Similar examples are too numerous to list. He added at least one new coin to his portfolio a month, and traders would carve out hours from their schedules to prepare and trade the event. He not only picked microcap coins but also top 20 coins like Cardano, Stellar, Ripple, or Maker. His recommendations would have immediate effects on even these larger coins.

Knock-off newsletters began to try to copy his success, with James Altucher launching Altucher’s Crypto Trader, and similar copycat bulletins springing up at Agora Financial, Stansberry, and other direct-response publishers.

Since Tiwari’s pick in 2018, AION has crashed to near-$0.

Read more: Opinion: Roaring Kitty looks to have returned as a pump-and-dumper

‘Not Financial Advice’ (wink)

That Tiwari became the most powerful promoter of digital assets is a mix of luck and confluence. He was not a self-made celebrity but rather a product of a massive direct-response advertising campaign. His employer, Palm Beach Group, was one of several giant investment newsletter companies alongside other giants like Stansberry, Weiss, Mauldin, Angel, and biggest of all, Agora Financial. 
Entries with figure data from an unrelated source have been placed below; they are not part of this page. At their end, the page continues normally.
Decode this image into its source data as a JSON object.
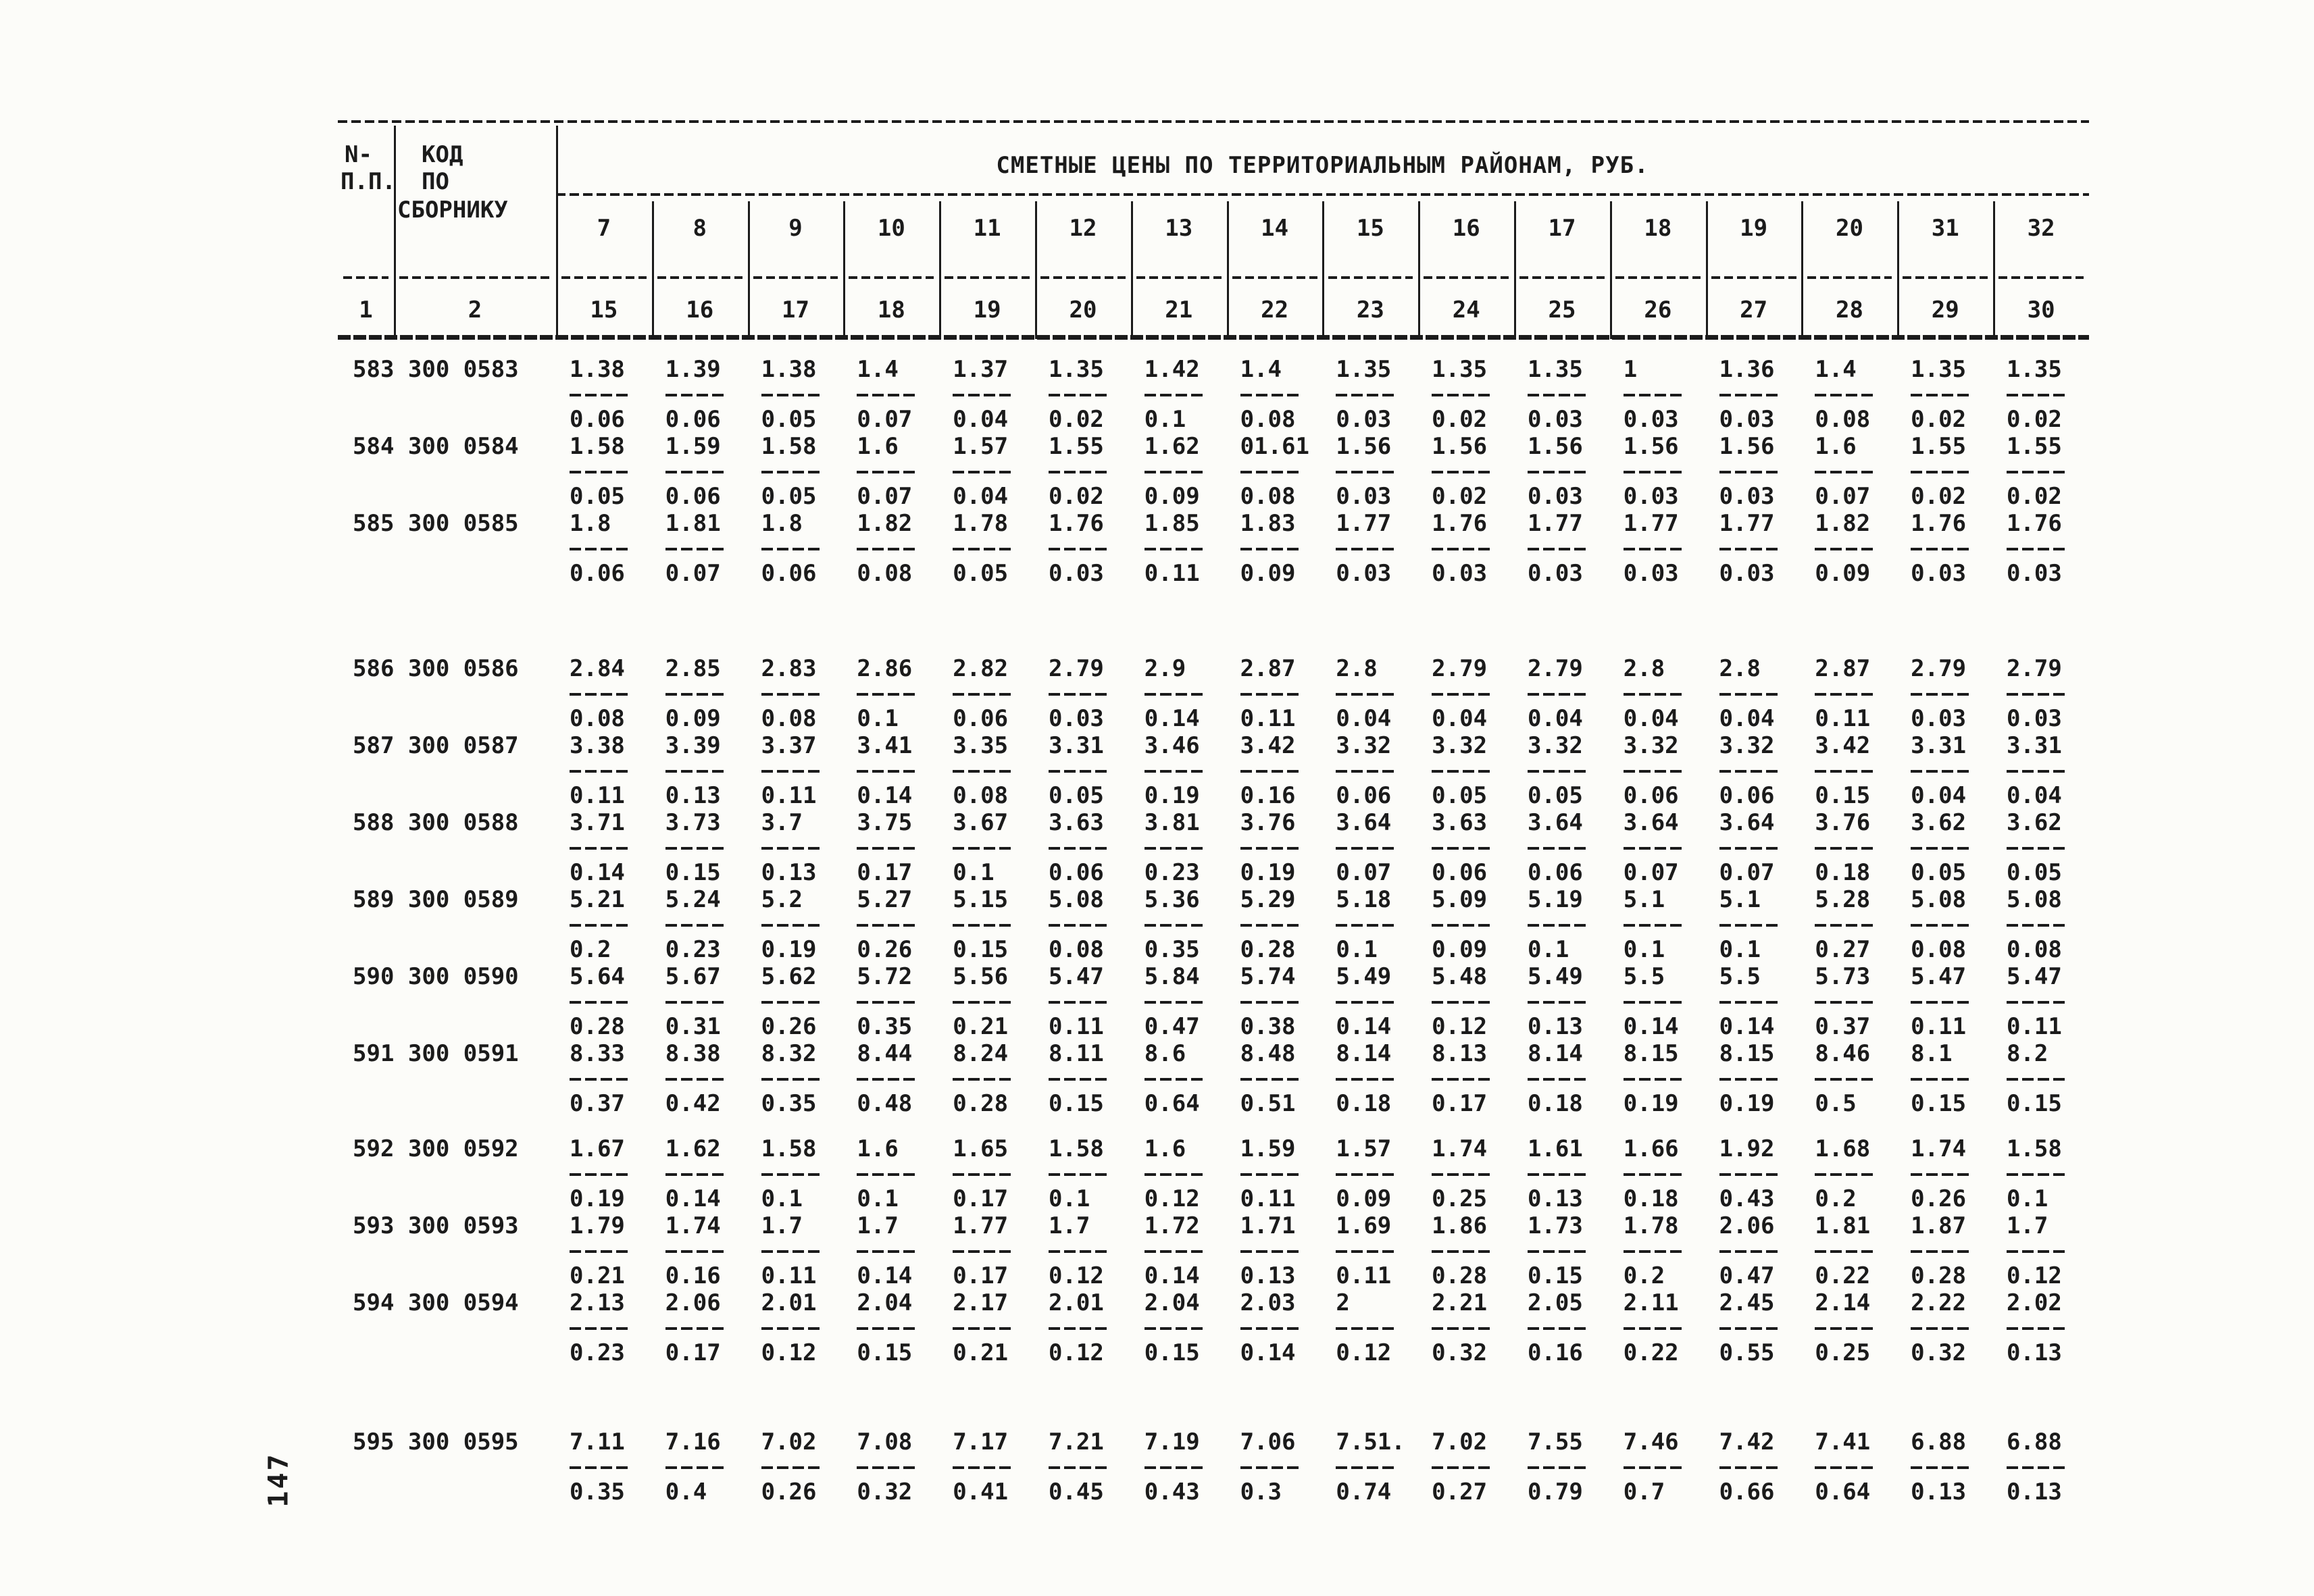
{
  "page": {
    "number": "147"
  },
  "header": {
    "col1_line1": "N-",
    "col1_line2": "П.П.",
    "col2_line1": "КОД",
    "col2_line2": "ПО",
    "col2_line3": "СБОРНИКУ",
    "title": "СМЕТНЫЕ ЦЕНЫ ПО ТЕРРИТОРИАЛЬНЫМ РАЙОНАМ, РУБ.",
    "col1_number": "1",
    "col2_number": "2",
    "district_numbers_top": [
      "7",
      "8",
      "9",
      "10",
      "11",
      "12",
      "13",
      "14",
      "15",
      "16",
      "17",
      "18",
      "19",
      "20",
      "31",
      "32"
    ],
    "district_numbers_bottom": [
      "15",
      "16",
      "17",
      "18",
      "19",
      "20",
      "21",
      "22",
      "23",
      "24",
      "25",
      "26",
      "27",
      "28",
      "29",
      "30"
    ]
  },
  "table": {
    "groups": [
      {
        "rows": [
          {
            "label": "583 300 0583",
            "num": [
              "1.38",
              "1.39",
              "1.38",
              "1.4",
              "1.37",
              "1.35",
              "1.42",
              "1.4",
              "1.35",
              "1.35",
              "1.35",
              "1",
              "1.36",
              "1.4",
              "1.35",
              "1.35"
            ],
            "den": [
              "0.06",
              "0.06",
              "0.05",
              "0.07",
              "0.04",
              "0.02",
              "0.1",
              "0.08",
              "0.03",
              "0.02",
              "0.03",
              "0.03",
              "0.03",
              "0.08",
              "0.02",
              "0.02"
            ]
          },
          {
            "label": "584 300 0584",
            "num": [
              "1.58",
              "1.59",
              "1.58",
              "1.6",
              "1.57",
              "1.55",
              "1.62",
              "01.61",
              "1.56",
              "1.56",
              "1.56",
              "1.56",
              "1.56",
              "1.6",
              "1.55",
              "1.55"
            ],
            "den": [
              "0.05",
              "0.06",
              "0.05",
              "0.07",
              "0.04",
              "0.02",
              "0.09",
              "0.08",
              "0.03",
              "0.02",
              "0.03",
              "0.03",
              "0.03",
              "0.07",
              "0.02",
              "0.02"
            ]
          },
          {
            "label": "585 300 0585",
            "num": [
              "1.8",
              "1.81",
              "1.8",
              "1.82",
              "1.78",
              "1.76",
              "1.85",
              "1.83",
              "1.77",
              "1.76",
              "1.77",
              "1.77",
              "1.77",
              "1.82",
              "1.76",
              "1.76"
            ],
            "den": [
              "0.06",
              "0.07",
              "0.06",
              "0.08",
              "0.05",
              "0.03",
              "0.11",
              "0.09",
              "0.03",
              "0.03",
              "0.03",
              "0.03",
              "0.03",
              "0.09",
              "0.03",
              "0.03"
            ]
          }
        ]
      },
      {
        "rows": [
          {
            "label": "586 300 0586",
            "num": [
              "2.84",
              "2.85",
              "2.83",
              "2.86",
              "2.82",
              "2.79",
              "2.9",
              "2.87",
              "2.8",
              "2.79",
              "2.79",
              "2.8",
              "2.8",
              "2.87",
              "2.79",
              "2.79"
            ],
            "den": [
              "0.08",
              "0.09",
              "0.08",
              "0.1",
              "0.06",
              "0.03",
              "0.14",
              "0.11",
              "0.04",
              "0.04",
              "0.04",
              "0.04",
              "0.04",
              "0.11",
              "0.03",
              "0.03"
            ]
          },
          {
            "label": "587 300 0587",
            "num": [
              "3.38",
              "3.39",
              "3.37",
              "3.41",
              "3.35",
              "3.31",
              "3.46",
              "3.42",
              "3.32",
              "3.32",
              "3.32",
              "3.32",
              "3.32",
              "3.42",
              "3.31",
              "3.31"
            ],
            "den": [
              "0.11",
              "0.13",
              "0.11",
              "0.14",
              "0.08",
              "0.05",
              "0.19",
              "0.16",
              "0.06",
              "0.05",
              "0.05",
              "0.06",
              "0.06",
              "0.15",
              "0.04",
              "0.04"
            ]
          },
          {
            "label": "588 300 0588",
            "num": [
              "3.71",
              "3.73",
              "3.7",
              "3.75",
              "3.67",
              "3.63",
              "3.81",
              "3.76",
              "3.64",
              "3.63",
              "3.64",
              "3.64",
              "3.64",
              "3.76",
              "3.62",
              "3.62"
            ],
            "den": [
              "0.14",
              "0.15",
              "0.13",
              "0.17",
              "0.1",
              "0.06",
              "0.23",
              "0.19",
              "0.07",
              "0.06",
              "0.06",
              "0.07",
              "0.07",
              "0.18",
              "0.05",
              "0.05"
            ]
          },
          {
            "label": "589 300 0589",
            "num": [
              "5.21",
              "5.24",
              "5.2",
              "5.27",
              "5.15",
              "5.08",
              "5.36",
              "5.29",
              "5.18",
              "5.09",
              "5.19",
              "5.1",
              "5.1",
              "5.28",
              "5.08",
              "5.08"
            ],
            "den": [
              "0.2",
              "0.23",
              "0.19",
              "0.26",
              "0.15",
              "0.08",
              "0.35",
              "0.28",
              "0.1",
              "0.09",
              "0.1",
              "0.1",
              "0.1",
              "0.27",
              "0.08",
              "0.08"
            ]
          },
          {
            "label": "590 300 0590",
            "num": [
              "5.64",
              "5.67",
              "5.62",
              "5.72",
              "5.56",
              "5.47",
              "5.84",
              "5.74",
              "5.49",
              "5.48",
              "5.49",
              "5.5",
              "5.5",
              "5.73",
              "5.47",
              "5.47"
            ],
            "den": [
              "0.28",
              "0.31",
              "0.26",
              "0.35",
              "0.21",
              "0.11",
              "0.47",
              "0.38",
              "0.14",
              "0.12",
              "0.13",
              "0.14",
              "0.14",
              "0.37",
              "0.11",
              "0.11"
            ]
          },
          {
            "label": "591 300 0591",
            "num": [
              "8.33",
              "8.38",
              "8.32",
              "8.44",
              "8.24",
              "8.11",
              "8.6",
              "8.48",
              "8.14",
              "8.13",
              "8.14",
              "8.15",
              "8.15",
              "8.46",
              "8.1",
              "8.2"
            ],
            "den": [
              "0.37",
              "0.42",
              "0.35",
              "0.48",
              "0.28",
              "0.15",
              "0.64",
              "0.51",
              "0.18",
              "0.17",
              "0.18",
              "0.19",
              "0.19",
              "0.5",
              "0.15",
              "0.15"
            ]
          }
        ]
      },
      {
        "rows": [
          {
            "label": "592 300 0592",
            "num": [
              "1.67",
              "1.62",
              "1.58",
              "1.6",
              "1.65",
              "1.58",
              "1.6",
              "1.59",
              "1.57",
              "1.74",
              "1.61",
              "1.66",
              "1.92",
              "1.68",
              "1.74",
              "1.58"
            ],
            "den": [
              "0.19",
              "0.14",
              "0.1",
              "0.1",
              "0.17",
              "0.1",
              "0.12",
              "0.11",
              "0.09",
              "0.25",
              "0.13",
              "0.18",
              "0.43",
              "0.2",
              "0.26",
              "0.1"
            ]
          },
          {
            "label": "593 300 0593",
            "num": [
              "1.79",
              "1.74",
              "1.7",
              "1.7",
              "1.77",
              "1.7",
              "1.72",
              "1.71",
              "1.69",
              "1.86",
              "1.73",
              "1.78",
              "2.06",
              "1.81",
              "1.87",
              "1.7"
            ],
            "den": [
              "0.21",
              "0.16",
              "0.11",
              "0.14",
              "0.17",
              "0.12",
              "0.14",
              "0.13",
              "0.11",
              "0.28",
              "0.15",
              "0.2",
              "0.47",
              "0.22",
              "0.28",
              "0.12"
            ]
          },
          {
            "label": "594 300 0594",
            "num": [
              "2.13",
              "2.06",
              "2.01",
              "2.04",
              "2.17",
              "2.01",
              "2.04",
              "2.03",
              "2",
              "2.21",
              "2.05",
              "2.11",
              "2.45",
              "2.14",
              "2.22",
              "2.02"
            ],
            "den": [
              "0.23",
              "0.17",
              "0.12",
              "0.15",
              "0.21",
              "0.12",
              "0.15",
              "0.14",
              "0.12",
              "0.32",
              "0.16",
              "0.22",
              "0.55",
              "0.25",
              "0.32",
              "0.13"
            ]
          }
        ]
      },
      {
        "rows": [
          {
            "label": "595 300 0595",
            "num": [
              "7.11",
              "7.16",
              "7.02",
              "7.08",
              "7.17",
              "7.21",
              "7.19",
              "7.06",
              "7.51.",
              "7.02",
              "7.55",
              "7.46",
              "7.42",
              "7.41",
              "6.88",
              "6.88"
            ],
            "den": [
              "0.35",
              "0.4",
              "0.26",
              "0.32",
              "0.41",
              "0.45",
              "0.43",
              "0.3",
              "0.74",
              "0.27",
              "0.79",
              "0.7",
              "0.66",
              "0.64",
              "0.13",
              "0.13"
            ]
          }
        ]
      }
    ]
  }
}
Every piece of content published by a direct response publisher like Palm Beach intends to elicit an immediate and measurable response. Hence, direct-response. As opposed to evergreen or long-term approaches like branding, Agora Financial newsletter authors focused on actionable information.

Its most successful newsletters, like Tiwari’s Palm Beach Confidential, were investment newsletters. By and large, they provided an investment ‘pick’ — specific and publicly available assets — on a regular cadence. Authors would sometimes track these picks in a hypothetical portfolio but would always be sure to disclaim their legal liability by pointing out that these picks weren’t investment recommendations or financial advice.

Occasionally, its newsletters would reach a level of notoriety like Palm Beach Confidential and this fame might even allow the publisher to raise the price (in the case of Teeka Tiwari’s newsletter, to $10,000 per year).

In recent years, Palm Beach Confidential’s annual subscription is down 50%. With so much revenue growth, valuations at the biggest direct response publishers crested $1 billion.

Nevertheless, fame and influence eventually fade.

Read more: What’s happening with OneCoin scam’s biggest promoters?

What has happened since?

Nowadays, Tiwari no longer writes Palm Beach Confidential. Most of his crypto picks from 2017-2018 have declined to near all-time lows today, including SALT, AION, XEM, LOKI, WINGS, LSK, DGD, TNT, RCN, CND, LKK, BAT, OMG, STEEM, GFT, QSP, CRPT, DRGN, XZC, GRIN, BNT, FUN, and BTS.

Tiwari also got into legal trouble. The US Department of Justice (DoJ) charged Jonathan William Mikula, Tiwari’s analyst at Palm Beach Venture, for conspiracy to tout — and touting — unregistered securities for undisclosed compensation.

Although the DoJ didn’t charge Tiwari, the famous direct response newsletter author Porter Robinson wrote a letter to MarketWise workers, claiming, “Tiwari did the same when he engaged in his consulting arrangement that violated the company’s policies prohibiting conflicts of interest.”

On the civil side of the legal system, the Securities and Exchange Commission also sued Tiwari’s analyst, Mikula.

Tiwari has had run-ins with regulators before. In 2005, he consented to FINRA sanctions barring him from acting as a broker. Since that action, he left the broker-dealer business and worked at Tycoon Publishing, later acquired by Agora Financial. Tiwari also worked with Stansberry Research’s Tom Dyson at Common Sense Publishing, which later became Palm Beach Research Group.

A few months ago, in February 2024, Legacy Research’s editor-in-chief Kris Sayce emailed subscribers of Palm Beach, saying, “We parted ways with Teeka and are working on finding an alternative to the publications you’ve been receiving.”

Tiwari apparently left to start his own newsletter under his own name. He’s still promoting new crypto coins. He promises to “help you demystify cryptocurrency to make life-changing gains.” Gains, of course, only so long as you get out before they crash to all-time lows, like most of his picks.